$A$ solid cylinder rolls up an inclined plane of angle of inclination $30^{\circ}$. At the bottom of the inclined plane,the centre of mass of the cylinder has a speed of $5 \; m/s$.
$(a)$ How far will the cylinder go up the plane?
$(b)$ How long will it take to return to the bottom?

(N/A) solid cylinder rolling up an inclination is shown in the figure.
Initial velocity of the solid cylinder,$v = 5 \; m/s$.
Angle of inclination,$\theta = 30^{\circ}$.
$(a)$ Let $h$ be the maximum height reached by the cylinder.
Total energy at the bottom = Translational kinetic energy + Rotational kinetic energy
$E_{bottom} = \frac{1}{2}mv^2 + \frac{1}{2}I\omega^2$
Since $I = \frac{1}{2}mr^2$ and $v = r\omega$,we have:
$E_{bottom} = \frac{1}{2}mv^2 + \frac{1}{2}(\frac{1}{2}mr^2)(\frac{v}{r})^2 = \frac{1}{2}mv^2 + \frac{1}{4}mv^2 = \frac{3}{4}mv^2$
At the maximum height,the cylinder momentarily comes to rest,so total energy is potential energy:
$E_{top} = mgh$
By conservation of energy,$\frac{3}{4}mv^2 = mgh$
$h = \frac{3v^2}{4g} = \frac{3 \times 5^2}{4 \times 9.8} = \frac{75}{39.2} \approx 1.91 \; m$
Distance along the plane,$d = \frac{h}{\sin 30^{\circ}} = \frac{1.91}{0.5} = 3.82 \; m$.
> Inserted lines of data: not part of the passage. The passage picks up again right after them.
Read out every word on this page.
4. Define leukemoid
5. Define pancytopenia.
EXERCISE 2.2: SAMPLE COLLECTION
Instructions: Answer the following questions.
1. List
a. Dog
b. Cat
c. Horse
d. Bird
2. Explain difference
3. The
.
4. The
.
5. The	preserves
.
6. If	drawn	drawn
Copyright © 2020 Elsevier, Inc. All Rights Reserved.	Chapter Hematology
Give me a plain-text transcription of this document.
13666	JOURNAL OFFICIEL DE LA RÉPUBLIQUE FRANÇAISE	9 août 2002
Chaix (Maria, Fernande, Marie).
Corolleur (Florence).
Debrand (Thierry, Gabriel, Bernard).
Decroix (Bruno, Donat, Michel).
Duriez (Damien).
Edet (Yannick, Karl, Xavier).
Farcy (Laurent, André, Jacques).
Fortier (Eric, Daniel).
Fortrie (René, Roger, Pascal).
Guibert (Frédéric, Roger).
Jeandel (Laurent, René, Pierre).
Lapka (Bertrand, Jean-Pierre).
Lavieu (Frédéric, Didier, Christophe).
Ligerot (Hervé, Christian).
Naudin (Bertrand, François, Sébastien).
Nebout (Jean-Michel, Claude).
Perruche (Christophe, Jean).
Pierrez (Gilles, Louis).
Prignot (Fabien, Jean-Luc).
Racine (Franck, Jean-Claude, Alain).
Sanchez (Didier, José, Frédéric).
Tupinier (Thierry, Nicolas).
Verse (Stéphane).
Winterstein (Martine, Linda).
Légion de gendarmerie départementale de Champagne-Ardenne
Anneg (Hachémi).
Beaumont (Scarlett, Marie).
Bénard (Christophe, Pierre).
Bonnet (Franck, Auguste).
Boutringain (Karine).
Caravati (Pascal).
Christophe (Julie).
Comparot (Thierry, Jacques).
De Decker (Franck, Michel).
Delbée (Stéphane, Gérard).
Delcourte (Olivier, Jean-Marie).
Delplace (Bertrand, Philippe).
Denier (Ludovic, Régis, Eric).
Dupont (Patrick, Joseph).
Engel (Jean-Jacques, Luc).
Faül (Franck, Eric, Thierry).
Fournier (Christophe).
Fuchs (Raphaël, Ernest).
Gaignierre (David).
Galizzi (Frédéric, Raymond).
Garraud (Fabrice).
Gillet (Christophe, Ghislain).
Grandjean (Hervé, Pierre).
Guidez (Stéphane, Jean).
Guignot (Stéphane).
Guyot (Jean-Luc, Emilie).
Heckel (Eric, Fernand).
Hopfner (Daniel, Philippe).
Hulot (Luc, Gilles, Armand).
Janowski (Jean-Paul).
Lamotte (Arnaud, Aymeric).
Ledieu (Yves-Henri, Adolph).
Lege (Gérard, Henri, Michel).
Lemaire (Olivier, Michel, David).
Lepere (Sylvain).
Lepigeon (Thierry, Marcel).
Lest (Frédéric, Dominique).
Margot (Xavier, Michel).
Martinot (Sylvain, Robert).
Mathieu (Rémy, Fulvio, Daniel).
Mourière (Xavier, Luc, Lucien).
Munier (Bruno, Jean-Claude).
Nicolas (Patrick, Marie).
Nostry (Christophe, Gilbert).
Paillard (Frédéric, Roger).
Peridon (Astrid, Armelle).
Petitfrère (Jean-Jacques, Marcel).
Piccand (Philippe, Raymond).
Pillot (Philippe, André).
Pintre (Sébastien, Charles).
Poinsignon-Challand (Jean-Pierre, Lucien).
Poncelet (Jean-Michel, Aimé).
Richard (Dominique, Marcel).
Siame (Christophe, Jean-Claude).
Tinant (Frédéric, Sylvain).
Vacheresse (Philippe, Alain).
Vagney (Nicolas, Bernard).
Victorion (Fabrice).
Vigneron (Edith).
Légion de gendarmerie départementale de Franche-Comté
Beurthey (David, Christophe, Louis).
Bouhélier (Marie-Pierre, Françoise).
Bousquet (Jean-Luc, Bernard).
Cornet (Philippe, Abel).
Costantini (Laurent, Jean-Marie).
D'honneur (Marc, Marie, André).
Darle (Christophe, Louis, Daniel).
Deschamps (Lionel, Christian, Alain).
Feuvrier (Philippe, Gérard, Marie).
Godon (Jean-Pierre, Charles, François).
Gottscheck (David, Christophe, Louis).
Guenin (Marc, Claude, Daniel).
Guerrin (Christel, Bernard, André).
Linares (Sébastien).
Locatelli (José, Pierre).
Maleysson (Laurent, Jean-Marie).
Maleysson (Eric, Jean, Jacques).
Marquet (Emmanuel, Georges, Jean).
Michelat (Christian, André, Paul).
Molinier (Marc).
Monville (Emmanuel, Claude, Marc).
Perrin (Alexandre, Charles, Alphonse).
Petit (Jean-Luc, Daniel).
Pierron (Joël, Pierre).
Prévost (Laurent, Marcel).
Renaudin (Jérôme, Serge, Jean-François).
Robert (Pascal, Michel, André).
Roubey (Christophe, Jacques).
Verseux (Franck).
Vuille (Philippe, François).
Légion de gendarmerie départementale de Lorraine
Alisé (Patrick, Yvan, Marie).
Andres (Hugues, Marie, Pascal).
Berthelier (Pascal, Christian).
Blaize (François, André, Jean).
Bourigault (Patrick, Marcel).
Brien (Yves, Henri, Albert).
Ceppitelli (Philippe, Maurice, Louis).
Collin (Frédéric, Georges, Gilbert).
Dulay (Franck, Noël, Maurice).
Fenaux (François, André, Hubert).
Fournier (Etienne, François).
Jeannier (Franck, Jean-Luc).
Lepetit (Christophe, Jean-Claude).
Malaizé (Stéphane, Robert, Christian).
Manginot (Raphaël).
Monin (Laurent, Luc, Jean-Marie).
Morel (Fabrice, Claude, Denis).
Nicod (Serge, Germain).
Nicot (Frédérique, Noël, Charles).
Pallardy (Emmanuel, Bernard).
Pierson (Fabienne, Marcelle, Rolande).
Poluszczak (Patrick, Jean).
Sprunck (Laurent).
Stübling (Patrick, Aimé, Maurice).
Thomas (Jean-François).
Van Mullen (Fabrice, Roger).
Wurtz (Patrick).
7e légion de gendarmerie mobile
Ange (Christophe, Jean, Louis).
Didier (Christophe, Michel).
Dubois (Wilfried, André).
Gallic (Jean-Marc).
$(b)$ The acceleration of a body rolling down an inclined plane is $a = \frac{g \sin \theta}{1 + K^2/R^2}$.
For a solid cylinder,$K^2/R^2 = 1/2$,so $a = \frac{g \sin 30^{\circ}}{1 + 0.5} = \frac{g(0.5)}{1.5} = \frac{g}{3} = \frac{9.8}{3} \approx 3.27 \; m/s^2$.
Using $d = \frac{1}{2}at^2$,the time to return is $t = \sqrt{\frac{2d}{a}} = \sqrt{\frac{2 \times 3.82}{3.27}} = \sqrt{2.337} \approx 1.53 \; s$.